Fundamentals of the Golf Swing
The golf swing includes a number of elements that when they come together, can help you sink a beautiful shot at the right moment. Your posture, how you grip the golf club, and how you follow through with your swing, are all import as they work together to help you move the ball across the course. Doing so correctly can help improve your shots overtime while reducing personal injury risk. The more you practice, the better your swing will be and it will become natural as you play more rounds.
The Importance of Good Grip, Posture and Stance
Beginners are encouraged to learn about the fundamentals of the golf swing. These are areas that are most important to helping you hit the ball with the best approach. Keeping your head steady through the swing is important, but many beginner golfers may find this difficult to do. Your contact with the ball should be solid. This is where your grip, posture and stance play a big role in helping you complete smooth shots.
The grip is how your hands are placed on the golf club. Your hands should work together but be comfortable at the same time.

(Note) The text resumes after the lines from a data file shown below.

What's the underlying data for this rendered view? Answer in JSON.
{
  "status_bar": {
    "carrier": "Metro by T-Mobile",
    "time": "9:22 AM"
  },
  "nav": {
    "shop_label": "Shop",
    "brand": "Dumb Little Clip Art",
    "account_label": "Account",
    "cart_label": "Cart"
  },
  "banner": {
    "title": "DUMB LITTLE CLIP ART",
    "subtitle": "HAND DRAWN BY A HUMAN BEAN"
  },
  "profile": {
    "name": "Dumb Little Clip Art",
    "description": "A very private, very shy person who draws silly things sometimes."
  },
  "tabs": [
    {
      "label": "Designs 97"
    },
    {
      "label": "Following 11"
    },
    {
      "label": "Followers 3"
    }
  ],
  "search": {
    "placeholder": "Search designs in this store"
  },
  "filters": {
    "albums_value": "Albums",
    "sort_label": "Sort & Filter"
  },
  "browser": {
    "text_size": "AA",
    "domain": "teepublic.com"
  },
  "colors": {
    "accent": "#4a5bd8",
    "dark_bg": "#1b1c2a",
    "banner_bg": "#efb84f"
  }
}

The overlapping grip is a prime example and you can get visual examples of how different grips are used by reviewing grips of professional golfers. Posture helps you maintain good contact with the ball. This means your knees should be slightly bent with arms hanging naturally and shoulders relaxed. The spine is angled away from the target at about 10 degrees. As you drive the ball your feet should be spread shoulder width length.
Backswing and Downswing
To help hit solid shots you need to consider your backswing. Avoid jerking back with the club to help make the swing smoother. Your shoulders and hands should move together as one when you swing. Your left arm should be in line with the shaft of the club. Your shoulder turns in front of your chin when a complete swing is made. As you follow through with your swing, turn your upper body to help resist the lower portion. Try not to take your club back too far when you swing or you could strain yourself at the top of the shot. Your downswing should have a smooth balanced return with your weight moving forward from one foot to the other (left to right).